Once before, United had renewed Pogba’s contract to protect his value but that summer there was no new offer. When his deal at Old Trafford expired, he rejoined Juve. Perhaps this was the new start he needed. Others, after all, had been dragged down by the United malaise. Perhaps going back to Turin, where he had played his best club football, would reignite his career.
More details about the trauma of March emerged. Investigations into the kidnap led to the arrest of Pogba’s elder brother Mathias, once of Wrexham and Crewe, and four childhood friends. All five are currently on remand and facing up to 20 years in jail. They claim they had been threatened by a group linked to organised crime.
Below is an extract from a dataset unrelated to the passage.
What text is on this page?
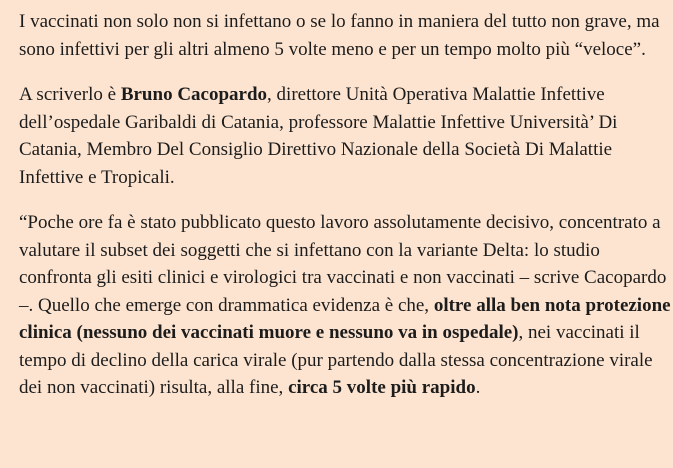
I vaccinati non solo non si infettano o se lo fanno in maniera del tutto non grave, ma sono infettivi per gli altri almeno 5 volte meno e per un tempo molto più “veloce”.

A scriverlo è Bruno Cacopardo, direttore Unità Operativa Malattie Infettive dell’ospedale Garibaldi di Catania, professore Malattie Infettive Università’ Di Catania, Membro Del Consiglio Direttivo Nazionale della Società Di Malattie Infettive e Tropicali.

“Poche ore fa è stato pubblicato questo lavoro assolutamente decisivo, concentrato a valutare il subset dei soggetti che si infettano con la variante Delta: lo studio confronta gli esiti clinici e virologici tra vaccinati e non vaccinati – scrive Cacopardo –. Quello che emerge con drammatica evidenza è che, oltre alla ben nota protezione clinica (nessuno dei vaccinati muore e nessuno va in ospedale), nei vaccinati il tempo di declino della carica virale (pur partendo dalla stessa concentrazione virale dei non vaccinati) risulta, alla fine, circa 5 volte più rapido.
As Pogba was settling back into life in Turin, according to reports in Le Monde, his brother called him, said gangsters were demanding the payment and then threatened to damage his image if he didn’t deliver the money. A couple of weeks later, Mathias released a video claiming he was about to make “great revelations” about his brother, including his alleged use of a marabout, a west African holy man called Ibrahim who charged €100 an hour, to place a curse on Kylian Mbappé.
Pogba later acknowledged he had consulted a marabout, but only for help with his ongoing injuries. In September, amid a collapse in the value of the Cryptodragons he had promoted – NFTs in the form of “eggs” that “hatched” into “dragons” in one of four “classes” which could be used either to “fight” or to “breed” further dragons – Pogba sustained a knee injury that required surgery and kept him out of France’s World Cup squad.
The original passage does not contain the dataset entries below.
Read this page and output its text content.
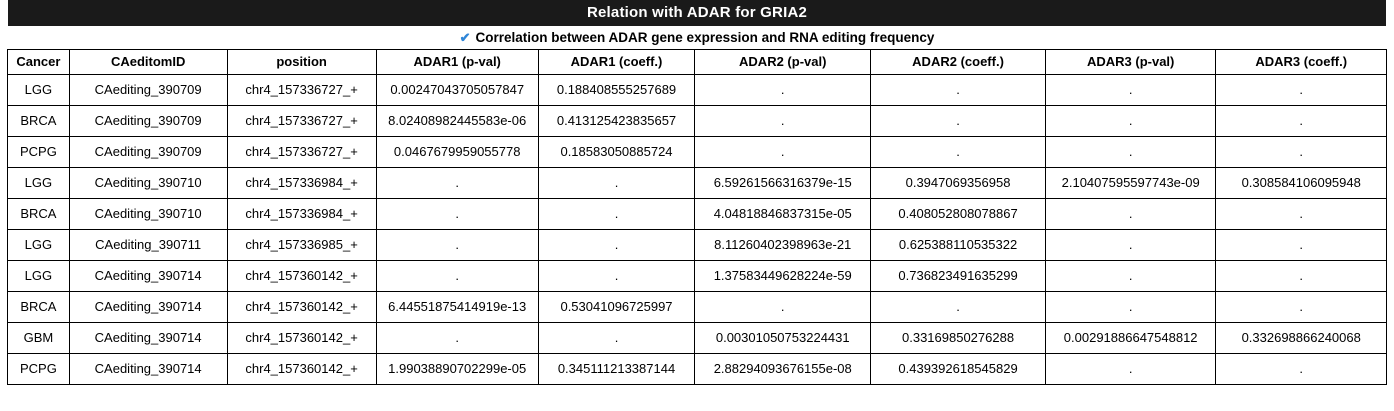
Relation with ADAR for GRIA2
✔ Correlation between ADAR gene expression and RNA editing frequency
Cancer	CAeditomID	position	ADAR1 (p-val)	ADAR1 (coeff.)	ADAR2 (p-val)	ADAR2 (coeff.)	ADAR3 (p-val)	ADAR3 (coeff.)
LGG	CAediting_390709	chr4_157336727_+	0.00247043705057847	0.188408555257689	.	.	.	.
BRCA	CAediting_390709	chr4_157336727_+	8.02408982445583e-06	0.413125423835657	.	.	.	.
PCPG	CAediting_390709	chr4_157336727_+	0.0467679959055778	0.18583050885724	.	.	.	.
LGG	CAediting_390710	chr4_157336984_+	.	.	6.59261566316379e-15	0.3947069356958	2.10407595597743e-09	0.308584106095948
BRCA	CAediting_390710	chr4_157336984_+	.	.	4.04818846837315e-05	0.408052808078867	.	.
LGG	CAediting_390711	chr4_157336985_+	.	.	8.11260402398963e-21	0.625388110535322	.	.
LGG	CAediting_390714	chr4_157360142_+	.	.	1.37583449628224e-59	0.736823491635299	.	.
BRCA	CAediting_390714	chr4_157360142_+	6.44551875414919e-13	0.53041096725997	.	.	.	.
GBM	CAediting_390714	chr4_157360142_+	.	.	0.00301050753224431	0.33169850276288	0.00291886647548812	0.332698866240068
PCPG	CAediting_390714	chr4_157360142_+	1.99038890702299e-05	0.345111213387144	2.88294093676155e-08	0.439392618545829	.	.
Since when he has been dropped by Juve for arriving late to a team dinner and suffered a further injury while practising free-kicks. He apparently told fans “my head’s not in it” while the coach, Massimiliano Allegri, said Pogba had “collapsed a bit emotionally”, which in the circumstances is entirely understandable.
“He has to put his soul in peace,” said Allegri. His tone was sympathetic, but how do you find peace when you’ve been through what Pogba has been through? Juve and their fans may think they are due rather more than the 35 minutes Pogba has played so far this season for £8.8m a year, but how could anybody focus when they have been threatened at gunpoint, when those closest to them are accused of being part of the plot?
What began as a small tactical issue, a tiny crack in the popular perception, has spread and widened until the whole edifice has collapsed. This isn’t about attitude or form or application; it’s certainly not about hairstyles. It isn’t about wasted potential or injury any more; it’s a human tragedy.
Pogba is far from the only footballer to have been targeted by criminals. It’s not clear what football can do to protect its wealthy stars but it has a duty, at least, of sympathy. Even if Pogba never plays to anything like his maximum again, he deserves football’s understanding and support.